Without getting excessively deep in the brakes, we should all "feel the brake" actively when top landing the north side in strong conditions. Deflations are 1:1000 back there but that doesn't mean that we shouldn't totally be on the defense against them. To be clear: pulling brake prevents deflations - in case you didn't get the memo. Some areas are better than others for avoiding deflations back there. Too far behind the outhouse is bad - too close to the houses is bad ( especially if it is strong east ).

Here is what an eyewitness described:


"Northside approach from way too far back. Took an asymmetric at like 50', turned 90 degrees, reopened, spun, collapsed negative, riser twist, glider reopened and put him on the airbag pretty hard.  He hit on the dirt road an got up immediately.  Just dusty, will probably be sore in the morning."

If the eyewitness report is accurate then the pilot took a deflation on one side and the over braked the opposite side such that he spun the opposite way of the deflation and even suffered riser twists.

We all need to be reminded that it is a fine balance between pulling enough brake on the open side and not pulling too much.

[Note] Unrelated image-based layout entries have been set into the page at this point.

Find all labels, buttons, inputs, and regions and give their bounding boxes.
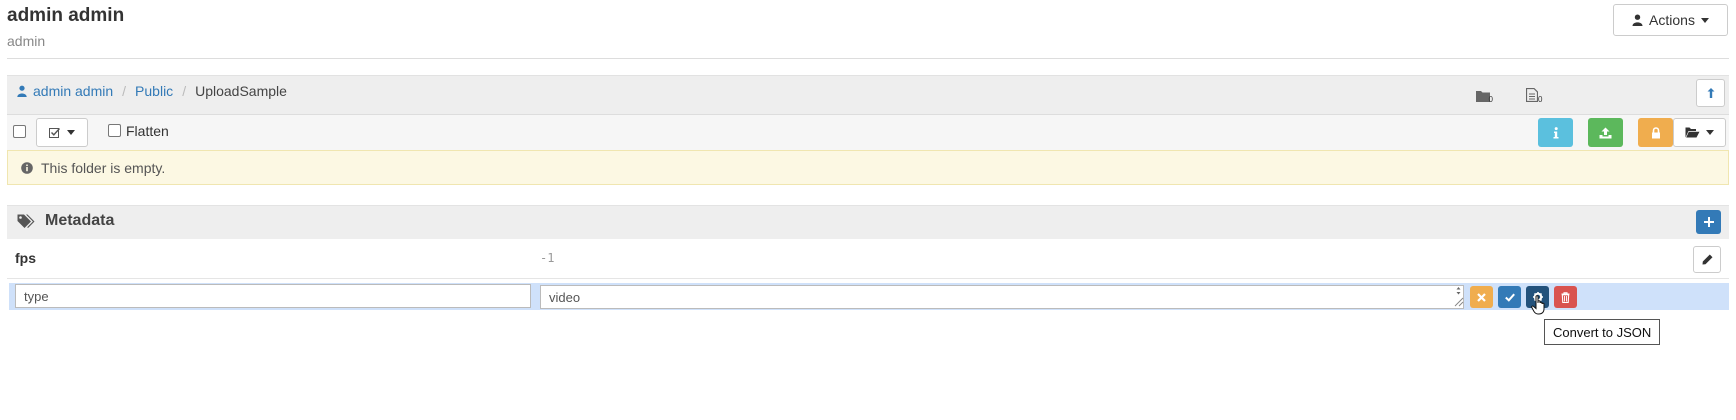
upload-button[interactable] xyxy=(1588,118,1623,147)
caret-down-icon xyxy=(1706,130,1714,135)
item-count-indicator: 0 xyxy=(1523,84,1543,104)
convert-to-json-tooltip: Convert to JSON xyxy=(1544,319,1661,345)
textarea-resize-handle[interactable] xyxy=(1452,286,1465,308)
file-icon xyxy=(1526,88,1539,102)
page-subtitle: admin xyxy=(7,33,46,49)
folder-count-indicator: 0 xyxy=(1474,84,1493,104)
metadata-key: fps xyxy=(15,250,36,266)
resize-grip-icon xyxy=(1454,287,1464,307)
metadata-title: Metadata xyxy=(17,212,114,230)
plus-icon xyxy=(1703,217,1714,227)
metadata-value: -1 xyxy=(540,251,555,265)
breadcrumb-item-user[interactable]: admin admin xyxy=(33,83,113,99)
actions-dropdown-button[interactable]: Actions xyxy=(1613,4,1728,36)
empty-folder-alert: This folder is empty. xyxy=(7,150,1729,185)
access-control-button[interactable] xyxy=(1638,118,1673,147)
save-edit-button[interactable] xyxy=(1498,286,1521,308)
metadata-row xyxy=(7,239,1729,279)
folder-open-icon xyxy=(1685,127,1700,138)
folder-actions-dropdown[interactable] xyxy=(1673,118,1726,147)
cancel-edit-button[interactable] xyxy=(1470,286,1493,308)
check-icon xyxy=(1504,293,1515,302)
empty-folder-message: This folder is empty. xyxy=(41,159,166,176)
page-title: admin admin xyxy=(7,5,125,26)
pencil-icon xyxy=(1702,254,1712,265)
tags-icon xyxy=(17,214,35,228)
metadata-value-input[interactable] xyxy=(540,285,1464,309)
caret-down-icon xyxy=(1700,17,1709,23)
folder-toolbar xyxy=(7,114,1729,150)
parent-folder-button[interactable] xyxy=(1696,79,1725,107)
metadata-title-text: Metadata xyxy=(45,212,115,229)
lock-icon xyxy=(1651,126,1660,138)
flatten-label: Flatten xyxy=(126,123,169,139)
flatten-checkbox[interactable] xyxy=(108,124,121,137)
breadcrumb-separator: / xyxy=(122,83,127,99)
header-divider xyxy=(7,58,1729,59)
delete-metadata-button[interactable] xyxy=(1554,286,1577,308)
metadata-header-bar xyxy=(7,205,1729,239)
breadcrumb-item-current: UploadSample xyxy=(195,83,287,99)
metadata-key-input[interactable] xyxy=(15,284,531,308)
add-metadata-button[interactable] xyxy=(1696,210,1721,234)
edit-metadata-button[interactable] xyxy=(1693,246,1721,273)
info-icon xyxy=(1553,126,1558,138)
upload-icon xyxy=(1599,127,1612,138)
select-all-checkbox[interactable] xyxy=(13,125,26,138)
level-up-icon xyxy=(1707,88,1714,98)
breadcrumb-item-public[interactable]: Public xyxy=(135,83,173,99)
breadcrumb: admin admin / Public / UploadSample xyxy=(17,83,287,99)
user-icon xyxy=(17,85,27,97)
check-square-icon xyxy=(49,127,61,138)
selection-actions-dropdown[interactable] xyxy=(36,118,88,147)
hand-pointer-icon xyxy=(1531,295,1547,320)
folder-count: 0 xyxy=(1488,95,1493,104)
item-count: 0 xyxy=(1538,95,1543,104)
user-icon xyxy=(1632,14,1643,26)
times-icon xyxy=(1477,292,1486,302)
breadcrumb-separator: / xyxy=(182,83,187,99)
info-circle-icon xyxy=(21,161,33,174)
info-button[interactable] xyxy=(1538,118,1573,147)
caret-down-icon xyxy=(67,130,75,135)
actions-label: Actions xyxy=(1649,12,1695,28)
trash-icon xyxy=(1561,291,1570,303)
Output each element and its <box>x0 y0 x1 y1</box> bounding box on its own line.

Both extremes can be catastrophic. 



1 comment:

  1. I believe I was benching when this happened. I saw it from above. Looked like he was making pretty sharp s turns when something folded his wing over. Not sure he had a lot of choices other than what he did, to fly on half a wing. He ended up landing straight downwind. Luckily the landing was in soft dirt between the 2 roads west of the LZ. Perhaps longer s turns (not exposing the side of the wing to gusts) not so far back on the bench could have helped. The pilot got up right away. Good to see that!